Mittelschwaebische Nachrichten
Türsteher landet auf der Anklagebank
Aggressiven Gast in den Schwitzkasten genommen
Wertachtal Wochenende für Wochenende pilgern die Jugendlichen aus dem Wertachtal in Scharen ins nahegelegene P.M. nach Untermeitingen. Die Großraumdisko ist Anziehungspunkt für Feiernde aus mehreren Landkreisen. Schlägereien kommen im Umfeld der Disko immer wieder vor. Doch diesmal muss sich nicht etwa ein Gast, sondern ein Türsteher, vor Gericht verantworten. Der Vorwurf eines Besuchers: Der Security-Mitarbeiter habe ihn im Schwitzkasten gehalten, während ein Unbekannter ihn bis zur Bewusstlosigkeit gewürgt habe.
Der Vorfall ereignete sich im vergangenen November.
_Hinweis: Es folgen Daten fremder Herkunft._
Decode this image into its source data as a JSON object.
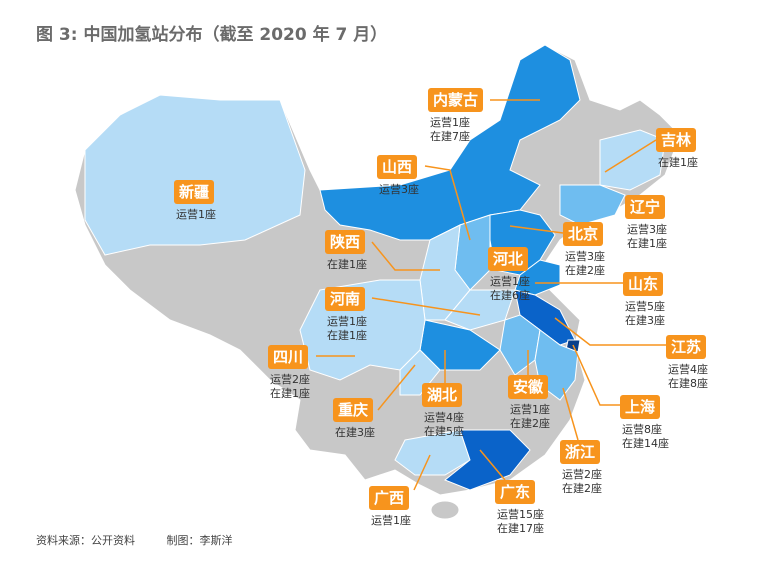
{
  "title": "图 3: 中国加氢站分布（截至 2020 年 7 月）",
  "colors": {
    "label_bg": "#f7941d",
    "leader_line": "#f7941d",
    "no_station": "#c8c8c8",
    "light": "#b5dcf6",
    "mid": "#6fbdf0",
    "blue": "#1e8fe0",
    "dark": "#0a63c9",
    "darkest": "#0a3f8a"
  },
  "provinces": [
    {
      "name": "内蒙古",
      "lines": [
        "运营1座",
        "在建7座"
      ]
    },
    {
      "name": "吉林",
      "lines": [
        "在建1座"
      ]
    },
    {
      "name": "山西",
      "lines": [
        "运营3座"
      ]
    },
    {
      "name": "新疆",
      "lines": [
        "运营1座"
      ]
    },
    {
      "name": "辽宁",
      "lines": [
        "运营3座",
        "在建1座"
      ]
    },
    {
      "name": "北京",
      "lines": [
        "运营3座",
        "在建2座"
      ]
    },
    {
      "name": "陕西",
      "lines": [
        "在建1座"
      ]
    },
    {
      "name": "河北",
      "lines": [
        "运营1座",
        "在建6座"
      ]
    },
    {
      "name": "山东",
      "lines": [
        "运营5座",
        "在建3座"
      ]
    },
    {
      "name": "河南",
      "lines": [
        "运营1座",
        "在建1座"
      ]
    },
    {
      "name": "江苏",
      "lines": [
        "运营4座",
        "在建8座"
      ]
    },
    {
      "name": "四川",
      "lines": [
        "运营2座",
        "在建1座"
      ]
    },
    {
      "name": "湖北",
      "lines": [
        "运营4座",
        "在建5座"
      ]
    },
    {
      "name": "安徽",
      "lines": [
        "运营1座",
        "在建2座"
      ]
    },
    {
      "name": "上海",
      "lines": [
        "运营8座",
        "在建14座"
      ]
    },
    {
      "name": "重庆",
      "lines": [
        "在建3座"
      ]
    },
    {
      "name": "浙江",
      "lines": [
        "运营2座",
        "在建2座"
      ]
    },
    {
      "name": "广西",
      "lines": [
        "运营1座"
      ]
    },
    {
      "name": "广东",
      "lines": [
        "运营15座",
        "在建17座"
      ]
    }
  ],
  "footer": {
    "source": "资料来源：公开资料",
    "author": "制图：李斯洋"
  }
}
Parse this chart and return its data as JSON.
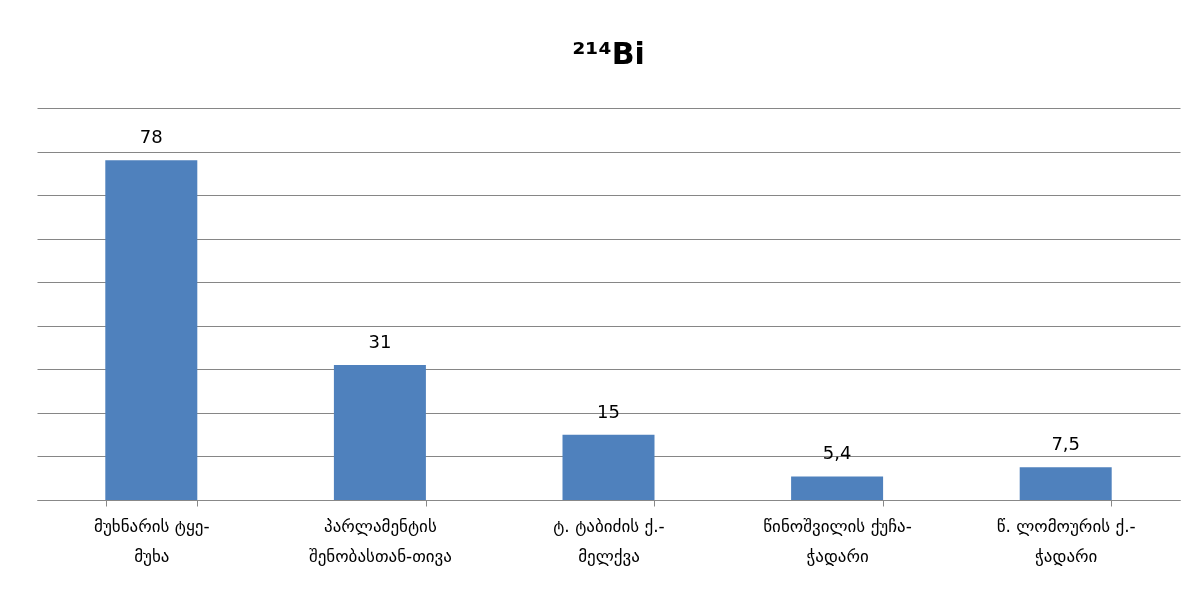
{
  "chart_data": {
    "type": "bar",
    "title": "²¹⁴Bi",
    "categories": [
      "მუხნარის ტყე-მუხა",
      "პარლამენტის შენობასთან-თივა",
      "ტ. ტაბიძის ქ.-მელქვა",
      "წინოშვილის ქუჩა-ჭადარი",
      "წ. ლომოურის ქ.-ჭადარი"
    ],
    "values": [
      78,
      31,
      15,
      5.4,
      7.5
    ],
    "value_labels": [
      "78",
      "31",
      "15",
      "5,4",
      "7,5"
    ],
    "color": "#4f81bd",
    "ylim": [
      0,
      90
    ],
    "yticks": [
      {
        "value": 0,
        "label": null
      },
      {
        "value": 10,
        "label": null
      },
      {
        "value": 20,
        "label": null
      },
      {
        "value": 30,
        "label": null
      },
      {
        "value": 40,
        "label": null
      },
      {
        "value": 50,
        "label": null
      },
      {
        "value": 60,
        "label": null
      },
      {
        "value": 70,
        "label": null
      },
      {
        "value": 80,
        "label": null
      },
      {
        "value": 90,
        "label": null
      }
    ],
    "tick_labels": "x",
    "grid": "y"
  }
}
Zwei Männer betraten die Disko, obwohl sie dort Hausverbot hatten. Die Türsteher bemerkten das und forderten sie auf, das Gebäude zu verlassen. Vor der Tür gerieten die Männer, unter ihnen der Kläger, in einen Streit. Es kam zu Geschubse und Schlägen. Drei Türsteher gingen dazwischen, mit dabei war der Angeklagte. Dieser erklärte in der Verhandlung, was er damals tat: „Ich habe einen der Männer von hinten gepackt, ihn auf den Boden gesetzt und festgehalten. Das war notwendig, denn gerade hatte er zum Schlag ausgeholt.“
Doch in diesem Moment mischte sich ein weiterer Mann ein, wie zwei Zeugen vor Gericht aussagen. Ein Unbekannter sei dem 35-Jährigen im Haltegriff an den Hals gegangen und habe ihn gewürgt. Der Geschädigte wurde ohnmächtig, bis zum Eintreffen des Krankenwagens rund 15 Minuten später wachte er auch nicht mehr auf.
Eine Überwachungskamera der Disko hat den Vorfall gefilmt, allerdings aus einer ungünstigen Perspektive. Auf dem Video ist zu sehen, wie sich die Schlägerei anbahnt. Von dem Haltegriff und dem Würgen ist nichts zu erkennen – zu viele Menschen verdeckten die Sicht.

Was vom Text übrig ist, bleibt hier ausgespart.